A segunda sessão da audiência prévia realizou-se no dia 24/09/2021, na qual o Tribunal Arbitral solicitou às partes uma prorrogação do prazo para proferir acórdão, concretamente “uma prorrogação de três meses, com suspensão na fase instrutória”. A mandatária da requerida (demandante no processo arbitral) concordou com tal prorrogação, pedindo, no entanto, ao Tribunal Arbitral que esclarecesse o que entendia por fase instrutória, tende este explicado que tal fase iniciava-se naquele momento, ou seja, desde o término daquela sessão da audiência prévia até à apresentação das alegações pelas partes, clarificando que, no fundo, a proposta era de prorrogação do prazo por “três meses para prolação do acórdão, após a apresentação das alegações” (cfr. acta da audiência prévia de fls. 42 a 47).

Perante tal proposta do Tribunal Arbitral, o mandatário da requerente (demandada no processo arbitral), por sua vez, referiu necessitar de um prazo de 48 horas para manifestar a sua posição quanto à prorrogação, por acordo, do prazo para a prolação do acórdão e questionou o Tribunal Arbitral sobre os precisos termos dessa prorrogação, tendo aquele esclarecido que se tratava de uma suspensão que vigoraria até à apresentação das alegações pelas partes, após as quais disporia de três meses para proferir decisão (doc. de fls. 42 a 47).

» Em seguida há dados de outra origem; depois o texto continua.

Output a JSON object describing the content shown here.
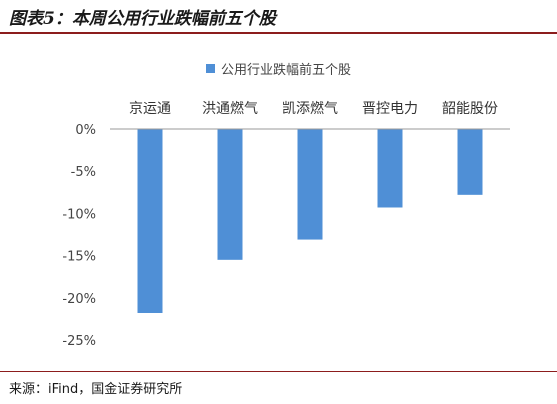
{
  "header": {
    "title": "图表5：本周公用行业跌幅前五个股"
  },
  "footer": {
    "source": "来源：iFind，国金证券研究所"
  },
  "colors": {
    "bar": "#4f8fd6",
    "accent_rule": "#8c1d1d",
    "axis": "#999999"
  },
  "chart_data": {
    "type": "bar",
    "categories": [
      "京运通",
      "洪通燃气",
      "凯添燃气",
      "晋控电力",
      "韶能股份"
    ],
    "series": [
      {
        "name": "公用行业跌幅前五个股",
        "values": [
          -21.8,
          -15.5,
          -13.1,
          -9.3,
          -7.8
        ]
      }
    ],
    "ylim": [
      -25,
      0
    ],
    "yticks": [
      0,
      -5,
      -10,
      -15,
      -20,
      -25
    ],
    "ytick_labels": [
      "0%",
      "-5%",
      "-10%",
      "-15%",
      "-20%",
      "-25%"
    ],
    "legend_position": "top-center",
    "grid": false,
    "category_axis_position": "top"
  }
}
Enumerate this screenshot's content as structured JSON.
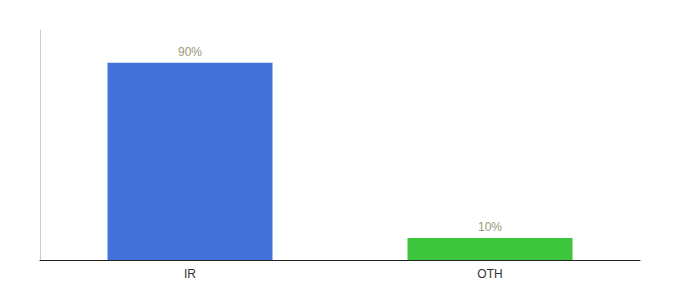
{
  "chart_data": {
    "type": "bar",
    "categories": [
      "IR",
      "OTH"
    ],
    "values": [
      90,
      10
    ],
    "value_labels": [
      "90%",
      "10%"
    ],
    "colors": [
      "#4472DB",
      "#3DC63D"
    ],
    "ylim": [
      0,
      105
    ],
    "data_labels": true,
    "tick_labels": "x",
    "grid": false
  }
}
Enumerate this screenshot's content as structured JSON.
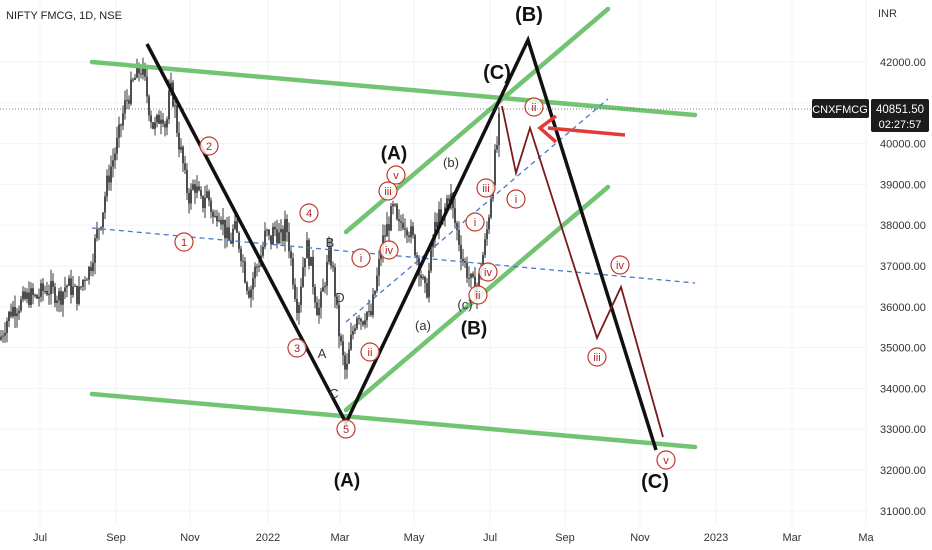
{
  "title": "NIFTY FMCG, 1D, NSE",
  "currency_label": "INR",
  "symbol_label": "CNXFMCG",
  "last_price": "40851.50",
  "countdown": "02:27:57",
  "colors": {
    "candle": "#222222",
    "green_channel": "#72c472",
    "black_path": "#111111",
    "projection": "#7a1a1a",
    "circled": "#c0392b",
    "dashed": "#4a78c8",
    "arrow": "#e53935",
    "price_tag_bg": "#1c1c1c"
  },
  "chart_data": {
    "type": "candlestick",
    "title": "NIFTY FMCG, 1D, NSE",
    "x_ticks": [
      "Jul",
      "Sep",
      "Nov",
      "2022",
      "Mar",
      "May",
      "Jul",
      "Sep",
      "Nov",
      "2023",
      "Mar",
      "Ma"
    ],
    "y_ticks": [
      "42000.00",
      "41000.00",
      "40000.00",
      "39000.00",
      "38000.00",
      "37000.00",
      "36000.00",
      "35000.00",
      "34000.00",
      "33000.00",
      "32000.00",
      "31000.00"
    ],
    "ylim": [
      30700,
      43200
    ],
    "price_path": [
      [
        0,
        35200
      ],
      [
        6,
        35650
      ],
      [
        12,
        35950
      ],
      [
        18,
        36050
      ],
      [
        24,
        36150
      ],
      [
        30,
        36280
      ],
      [
        36,
        36200
      ],
      [
        42,
        36380
      ],
      [
        48,
        36450
      ],
      [
        54,
        36350
      ],
      [
        60,
        36250
      ],
      [
        66,
        36550
      ],
      [
        72,
        36450
      ],
      [
        78,
        36250
      ],
      [
        84,
        36750
      ],
      [
        90,
        36950
      ],
      [
        94,
        37450
      ],
      [
        98,
        37900
      ],
      [
        102,
        38250
      ],
      [
        106,
        38900
      ],
      [
        110,
        39350
      ],
      [
        114,
        39700
      ],
      [
        118,
        40100
      ],
      [
        122,
        40600
      ],
      [
        126,
        41050
      ],
      [
        130,
        41250
      ],
      [
        134,
        41550
      ],
      [
        138,
        41750
      ],
      [
        142,
        41850
      ],
      [
        146,
        41350
      ],
      [
        150,
        40750
      ],
      [
        154,
        40350
      ],
      [
        158,
        40550
      ],
      [
        162,
        40850
      ],
      [
        166,
        40350
      ],
      [
        170,
        41350
      ],
      [
        174,
        41050
      ],
      [
        178,
        40150
      ],
      [
        182,
        39650
      ],
      [
        186,
        38950
      ],
      [
        190,
        38650
      ],
      [
        194,
        39050
      ],
      [
        198,
        38750
      ],
      [
        202,
        38450
      ],
      [
        206,
        38850
      ],
      [
        210,
        38550
      ],
      [
        214,
        38050
      ],
      [
        218,
        38450
      ],
      [
        222,
        38150
      ],
      [
        226,
        37750
      ],
      [
        230,
        37550
      ],
      [
        234,
        37950
      ],
      [
        238,
        37650
      ],
      [
        242,
        37250
      ],
      [
        246,
        36650
      ],
      [
        250,
        36350
      ],
      [
        254,
        36850
      ],
      [
        258,
        37050
      ],
      [
        262,
        37350
      ],
      [
        266,
        37850
      ],
      [
        270,
        37550
      ],
      [
        274,
        37950
      ],
      [
        278,
        37750
      ],
      [
        282,
        37650
      ],
      [
        286,
        38050
      ],
      [
        290,
        37350
      ],
      [
        294,
        36550
      ],
      [
        298,
        35950
      ],
      [
        302,
        36850
      ],
      [
        306,
        37550
      ],
      [
        310,
        37150
      ],
      [
        314,
        36450
      ],
      [
        318,
        35850
      ],
      [
        322,
        36250
      ],
      [
        326,
        36850
      ],
      [
        330,
        37350
      ],
      [
        334,
        36650
      ],
      [
        338,
        35550
      ],
      [
        342,
        34850
      ],
      [
        346,
        34300
      ],
      [
        350,
        35050
      ],
      [
        354,
        35550
      ],
      [
        358,
        35950
      ],
      [
        362,
        35650
      ],
      [
        366,
        35950
      ],
      [
        370,
        35650
      ],
      [
        374,
        36250
      ],
      [
        378,
        36850
      ],
      [
        382,
        37550
      ],
      [
        386,
        37850
      ],
      [
        390,
        38150
      ],
      [
        394,
        38450
      ],
      [
        398,
        37850
      ],
      [
        402,
        38150
      ],
      [
        406,
        38050
      ],
      [
        410,
        37850
      ],
      [
        414,
        37550
      ],
      [
        418,
        37150
      ],
      [
        422,
        36650
      ],
      [
        426,
        36250
      ],
      [
        430,
        37050
      ],
      [
        434,
        37850
      ],
      [
        438,
        38250
      ],
      [
        442,
        37950
      ],
      [
        446,
        38550
      ],
      [
        450,
        38850
      ],
      [
        454,
        38150
      ],
      [
        458,
        37750
      ],
      [
        462,
        37250
      ],
      [
        466,
        36950
      ],
      [
        470,
        36650
      ],
      [
        474,
        36450
      ],
      [
        478,
        36550
      ],
      [
        482,
        37150
      ],
      [
        486,
        37650
      ],
      [
        490,
        38550
      ],
      [
        494,
        39450
      ],
      [
        498,
        40150
      ],
      [
        500,
        40850
      ]
    ],
    "annotations_black": [
      {
        "text": "(B)",
        "x": 529,
        "y": 14,
        "size": 20
      },
      {
        "text": "(C)",
        "x": 497,
        "y": 72,
        "size": 20
      },
      {
        "text": "(A)",
        "x": 394,
        "y": 153,
        "size": 19
      },
      {
        "text": "(B)",
        "x": 474,
        "y": 328,
        "size": 19
      },
      {
        "text": "(A)",
        "x": 347,
        "y": 480,
        "size": 19
      },
      {
        "text": "(C)",
        "x": 655,
        "y": 481,
        "size": 20
      }
    ],
    "annotations_small": [
      {
        "text": "(b)",
        "x": 451,
        "y": 163
      },
      {
        "text": "(a)",
        "x": 423,
        "y": 326
      },
      {
        "text": "(c)",
        "x": 465,
        "y": 305
      },
      {
        "text": "B",
        "x": 330,
        "y": 243
      },
      {
        "text": "D",
        "x": 340,
        "y": 298
      },
      {
        "text": "A",
        "x": 322,
        "y": 354
      },
      {
        "text": "C",
        "x": 334,
        "y": 394
      }
    ],
    "circled_labels": [
      {
        "text": "1",
        "x": 184,
        "y": 242
      },
      {
        "text": "2",
        "x": 209,
        "y": 146
      },
      {
        "text": "3",
        "x": 297,
        "y": 348
      },
      {
        "text": "4",
        "x": 309,
        "y": 213
      },
      {
        "text": "5",
        "x": 346,
        "y": 429
      },
      {
        "text": "i",
        "x": 361,
        "y": 258
      },
      {
        "text": "ii",
        "x": 370,
        "y": 352
      },
      {
        "text": "iii",
        "x": 388,
        "y": 191
      },
      {
        "text": "iv",
        "x": 389,
        "y": 250
      },
      {
        "text": "v",
        "x": 396,
        "y": 175
      },
      {
        "text": "i",
        "x": 475,
        "y": 222
      },
      {
        "text": "iii",
        "x": 486,
        "y": 188
      },
      {
        "text": "iv",
        "x": 488,
        "y": 272
      },
      {
        "text": "ii",
        "x": 478,
        "y": 295
      },
      {
        "text": "i",
        "x": 516,
        "y": 199
      },
      {
        "text": "ii",
        "x": 534,
        "y": 107
      },
      {
        "text": "iii",
        "x": 597,
        "y": 357
      },
      {
        "text": "iv",
        "x": 620,
        "y": 265
      },
      {
        "text": "v",
        "x": 666,
        "y": 460
      }
    ]
  }
}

No final dessa audiência de 24/09/2021 (6ª feira), o mandatário da requerente (demandada) referiu que “se pronunciaria na terça-feira, ou seja, dia 28 de Setembro de 2021, sobre a questão da prorrogação”, isto é, dentro de 48 horas úteis (doc. de fls. 42 a 47), o que obteve o assentimento do Tribunal Arbitral, sem qualquer oposição por parte dos mandatários da requerida (demandante).

Em 28/09/2021, a requerente (demandada no processo arbitral) apresentou requerimento no qual alegou que havia, entretanto, procedido à contagem do prazo para a conclusão do processo arbitral, tendo “constatado que o mesmo terminou no passado dia 26/09/2021”, invocando, por isso, com fundamento no artº. 43º, n.º 3 da LAV, aplicável “ex vi” do artº. 47º do Regulamento, a extinção do poder jurisdicional do Tribunal Arbitral, não mais se podendo colocar a questão da possibilidade de suspensão e prorrogação do prazo, sendo certo que “sempre se oporia a tal possibilidade”, pelas razões sumariamente invocadas pelos seus mandatários na sessão de 24/09/2021 e, entretanto, por si confirmadas e reforçadas (doc. de fls. 50 a 51).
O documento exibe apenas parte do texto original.